MSN Careers ran an article called Juggling Work and School that made me think I should take some time to sum up the experience. I’ll come up with something all Doogie Howser Thoughtful.  Eventually.  But first, the point of the article:

How the heck do people manage to go to work, go to school, take care of their families and have a life? One student was quoted as saying:

“School is teaching me a skill set that I need to advance in my career, and the balancing portion is helping me learn to prioritize, barrel through challenges and fulfill commitments. All of those are invaluable assets on the job.”

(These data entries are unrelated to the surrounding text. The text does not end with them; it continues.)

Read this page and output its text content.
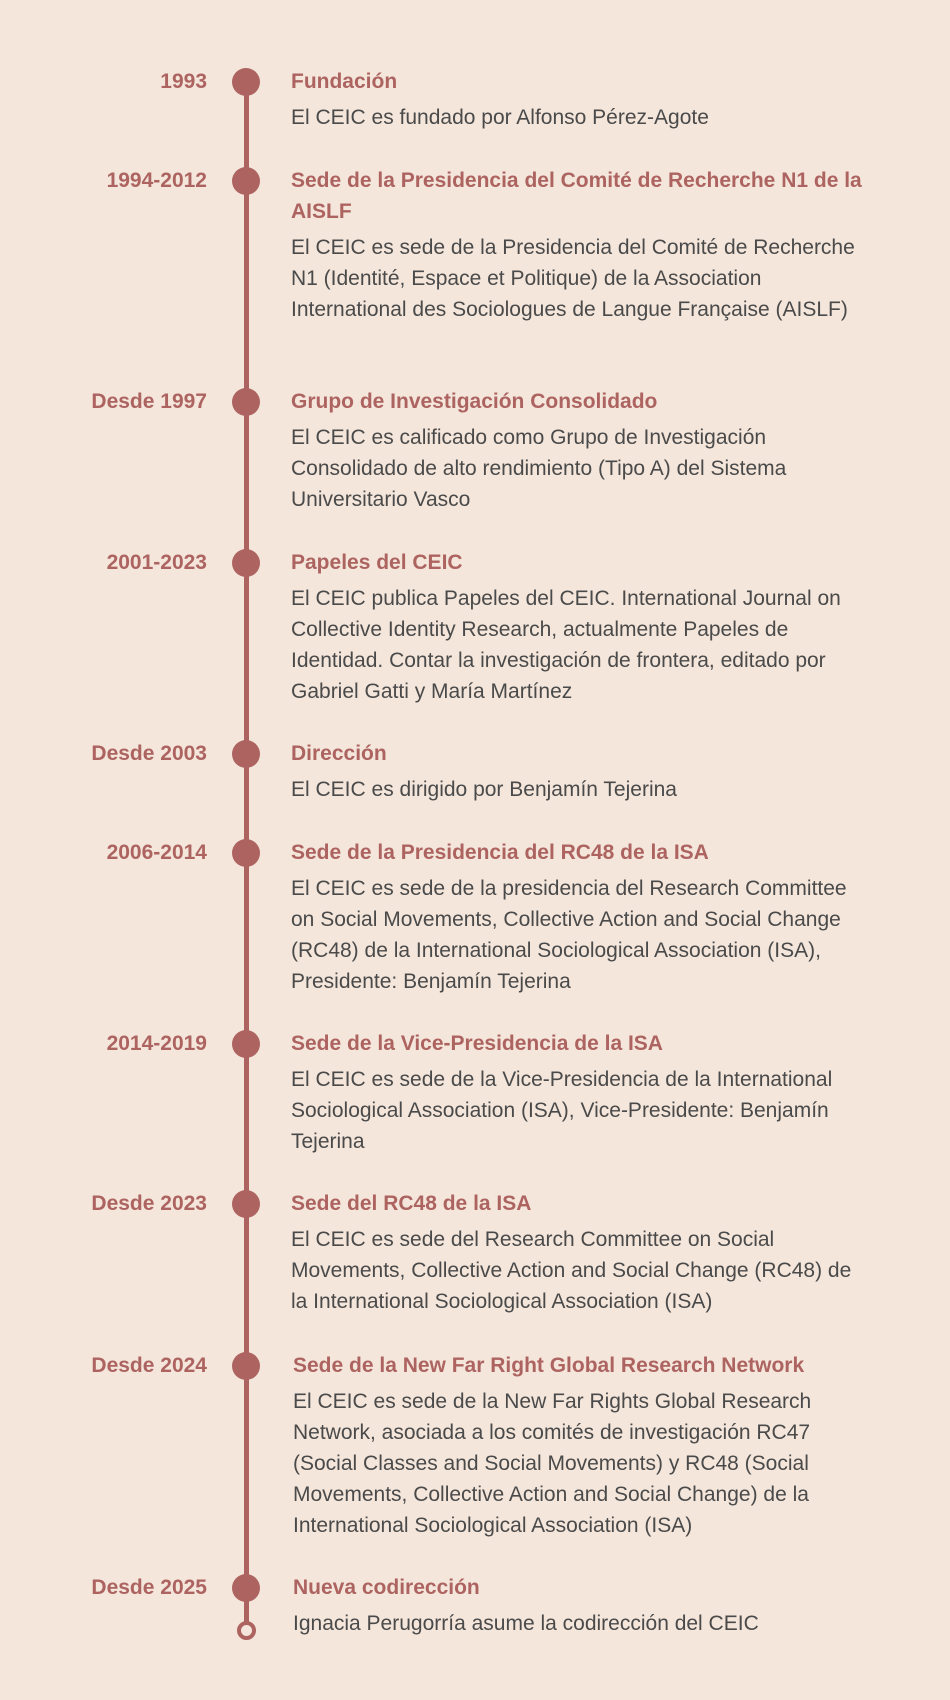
1993	Fundación
El CEIC es fundado por Alfonso Pérez-Agote
1994-2012	Sede de la Presidencia del Comité de Recherche N1 de la AISLF
El CEIC es sede de la Presidencia del Comité de Recherche N1 (Identité, Espace et Politique) de la Association International des Sociologues de Langue Française (AISLF)
Desde 1997	Grupo de Investigación Consolidado
El CEIC es calificado como Grupo de Investigación Consolidado de alto rendimiento (Tipo A) del Sistema Universitario Vasco
2001-2023	Papeles del CEIC
El CEIC publica Papeles del CEIC. International Journal on Collective Identity Research, actualmente Papeles de Identidad. Contar la investigación de frontera, editado por Gabriel Gatti y María Martínez
Desde 2003	Dirección
El CEIC es dirigido por Benjamín Tejerina
2006-2014	Sede de la Presidencia del RC48 de la ISA
El CEIC es sede de la presidencia del Research Committee on Social Movements, Collective Action and Social Change (RC48) de la International Sociological Association (ISA), Presidente: Benjamín Tejerina
2014-2019	Sede de la Vice-Presidencia de la ISA
El CEIC es sede de la Vice-Presidencia de la International Sociological Association (ISA), Vice-Presidente: Benjamín Tejerina
Desde 2023	Sede del RC48 de la ISA
El CEIC es sede del Research Committee on Social Movements, Collective Action and Social Change (RC48) de la International Sociological Association (ISA)
Desde 2024	Sede de la New Far Right Global Research Network
El CEIC es sede de la New Far Rights Global Research Network, asociada a los comités de investigación RC47 (Social Classes and Social Movements) y RC48 (Social Movements, Collective Action and Social Change) de la International Sociological Association (ISA)
Desde 2025	Nueva codirección
Ignacia Perugorría asume la codirección del CEIC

The consensus of opinion among my classmates is that we don’t. Have lives, I mean. My job didn’t really suffer. I made some accommodations in my travel schedule, and I asked to be reimbursed for Internet access when I was charged for it on the road. And sometimes it was my excuse for being cranky. Oh, and that week after my final I was logged on to the Student Link all day because I was worried about my grade.

My volunteering did suffer. Particularly during my travel-heavy times, I didn’t feel like I could give another night a week to volunteering when I was in the middle of papers and group projects and exam weeks.

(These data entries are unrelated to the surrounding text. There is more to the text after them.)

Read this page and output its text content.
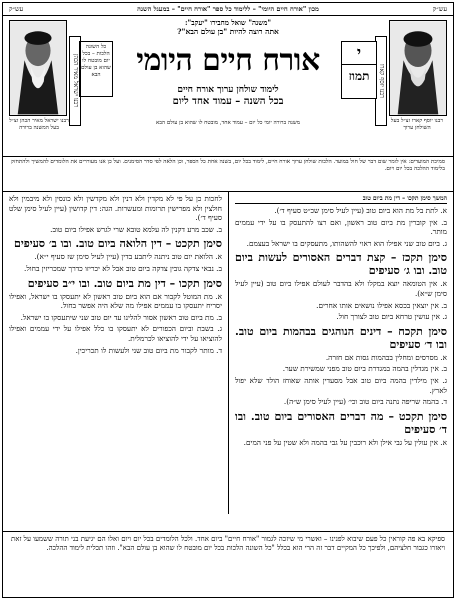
עש״ק
מכון "אורח חיים היומי" – ללימוד כל ספר "אורח חיים" – במעגל השנה
עש״ק
רבנו יוסף קארו
רבנו יוסף קארו זצ״ל בעל השולחן ערוך
רבנו ישראל מאיר הכהן
רבנו ישראל מאיר הכהן זצ״ל בעל המשנה ברורה
"משנה" שואל מחבירו "יעקב":
אתה רוצה להיות "בן עולם הבא"?
י
תמוז
אורח חיים היומי
כל השונה הלכות – בכל יום מובטח לו שהוא בן עולם הבא
לימוד שולחן ערוך אורח חיים
בכל השנה – עמוד אחד ליום
משנה ברורה יומי כל יום – עמוד אחד, מובטח לו שהוא בן עולם הבא
סמיכת המועדים: אין לומר שום דבר של חול במועד. הלכות שולחן ערוך אורח חיים, לימוד בכל יום, בשנה אחת כל הספר, וכן הלאה לפי סדר הסימנים. ועל כן אנו מעוררים את הלומדים להמשיך ולהתחזק בלימוד ההלכה בכל יום ויום.
המשך סימן תקכו – דין מת ביום טוב
א. לתת בל מת הוא ביום טוב (עיין לעיל סימן שכ״ט סעיף ד׳).
ב. אין קוברין מת ביום טוב ראשון, ואם רצו להתעסק בו על ידי עממים מותר.
ג. ביום טוב שני אפילו הוא ראוי להשהותו, מתעסקים בו ישראל בעצמם.
סימן תקכז – קצת דברים האסורים לעשות ביום טוב. ובו ג׳ סעיפים
א. אין הטומאה יוצא במקלו ולא בהדבר לעולם אפילו ביום טוב (עיין לעיל סימן ש״א).
ב. אין יוצאין בכסא אפילו נושאים אותו אחרים.
ג. אין עושין טרחא ביום טוב לצורך חול.
סימן תקכח – דינים הנוהגים בבהמות ביום טוב. ובו ד׳ סעיפים
א. מסרסים ומחלין בבהמות גסות אם חזרה.
ב. אין מגדלין בהמה במגדרת ביום טוב מפני שמשירת שער.
ג. אין מילדין בהמה ביום טוב אבל מסעדין אותה שאוחז הולד שלא יפול לארץ.
ד. בהמה שריפה נתנה ביום טוב וכי׳ (עיין לעיל סימן ש״ה).
סימן תקכט – מה דברים האסורים ביום טוב. ובו ד׳ סעיפים
א. אין עולין על גבי אילן ולא רוכבין על גבי בהמה ולא שטין על פני המים.
לחכות כן על פי לא מקדין ולא דנין ולא מקדשין ולא כונסין ולא מיבמין ולא חולצין ולא מפרישין תרומות ומעשרות. הגה: דין קדושין (עיין לעיל סימן שלט סעיף ד׳).
ב. שכב מרע דקנין לה עלמא טובא שרי לגרש אפילו ביום טוב.
סימן תקכט – דין הלואה ביום טוב. ובו ב׳ סעיפים
א. הלואת יום טוב ניתנה ליתבע בדין (עיין לעיל סימן שז סעיף י״א).
ב. נבאי צדקה גובין צדקה ביום טוב אבל לא יכריזו כדרך שמכריזין בחול.
סימן תקכו – דין מת ביום טוב. ובו י״ב סעיפים
א. מת המוטל לקבור אם הוא ביום טוב ראשון לא יתעסקו בו ישראל, ואפילו יסריח יתעסקו בו עממים אפילו מה שלא היה אפשר בחול.
ב. מת ביום טוב ראשון אסור להלינו עד יום טוב שני שיתעסקו בו ישראל.
ג. בשבת וביום הכפורים לא יתעסקו בו כלל אפילו על ידי עממים ואפילו להוציאו על ידי להוציאו לכרמלית.
ד. מותר לקבור מת ביום טוב שני ולעשות לו תכריכין.
ספיקא בא פה קוראין כל פעם שיבוא לפנינו – ואשרי מי שיזכה לגמור "אורח חיים" ביום אחד. ולכל הלומדים בכל יום ויום ואלו הם יגיעת בני תורה ששמעו על זאת ויאזרו כגבור חלציהם, ולפיכך כל המקיים דבר זה הרי הוא בכלל "כל השונה הלכות בכל יום מובטח לו שהוא בן עולם הבא". וזהו תכלית לימוד ההלכה.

My family time took a hit. I haven’t spent a real random Saturday with my nephew since the summer.

My time with friends took the biggest hit. I remember telling my friend Noah back in August that I’d see him New Years’ Eve. This turned out to be accurate. I think.

I really don’t know how people with spouses and children do it. Except that most people don’t have the luxury of choosing school instead of work. We need the employer to help with the tuition expenses.

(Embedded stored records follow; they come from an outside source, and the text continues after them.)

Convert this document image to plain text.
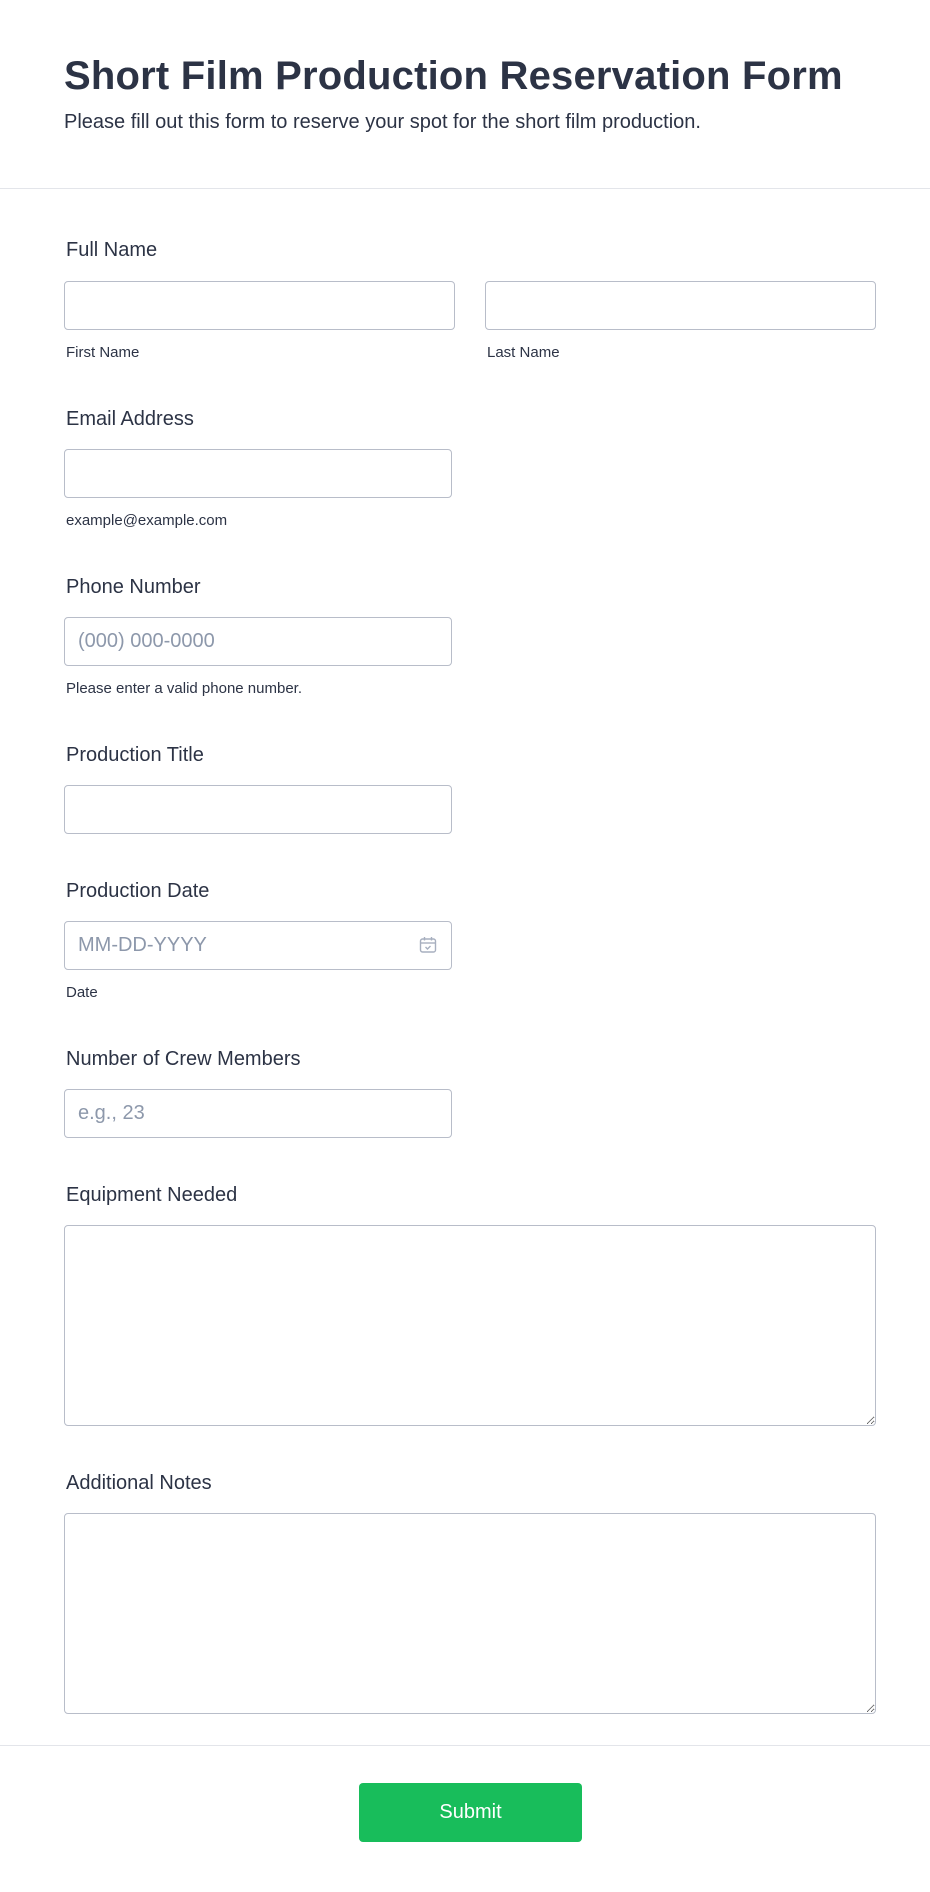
Short Film Production Reservation Form

Please fill out this form to reserve your spot for the short film production.

Full Name
First Name	Last Name
Email Address
example@example.com
Phone Number
(000) 000-0000
Please enter a valid phone number.
Production Title
Production Date
MM-DD-YYYY
Date
Number of Crew Members
e.g., 23
Equipment Needed
Additional Notes
Submit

There are five tips listed in this article on how to balance things and they all sound good. But as I am sitting here asking myself how I did it, Myself is only saying, “I dunno. I just did it.”

Last Class

The story begins a couple of semesters ago, on the “Water Cooler” discussion board of whatever class I was taking at the time. It was your basic “here’s what to expect in your next class” discussion. Marketing is the most reading. E-Commerce is just crazy. (Note: It was not. E-Commerce was taught less from a textbook and more from online experience. As well it should. And that made some people crazy. I thought it was the best course in the program.) Corporate Finance was murder. Specifically, the final exam was murder.

The way I remember it, the posting student said that in his class the raw average on the final exam was 40%. That was not a typo. 40%. And only the magical curve saved everyone. I remember dismissing the statistic, thinking that even if such a problem existed at one point, it must have been corrected by now. Corporate Finance had been revamped since then, so the final exam must have been addressed.

So I wander in to Corporate Finance, my final course in the program. I am a B+/A- student and I have learned my way around the program. I go through my coursework and am holding a 91% average going in to the final.

The final exam is 40% of our final grade. Now get this:

3-hours to Complete

10 Questions

Multiple Choice

Open Book/Open Note – including financial calculator

The only thing we are not allowed to do is access other Internet sites. Or MS Excel.

Are you suspicious yet?

It was the worst exam I have ever taken in my life. Twelve years of public education. SATs and ACTs. Two professional certification programs. Four years as an undergrad; two years in graduate school. Worst. Exam. Ever.

At the end, when I was searching for a Eureka! moment, I realized that even if I had that moment, I would not have time to rework all of the problems to apply it. I actually gave up.

To make a long story short (too late). I got a D on that final. The curve brought my final grade to a B, so I passed the course and get to graduate.

I am told that Corporate Finance is no longer a required class in my program.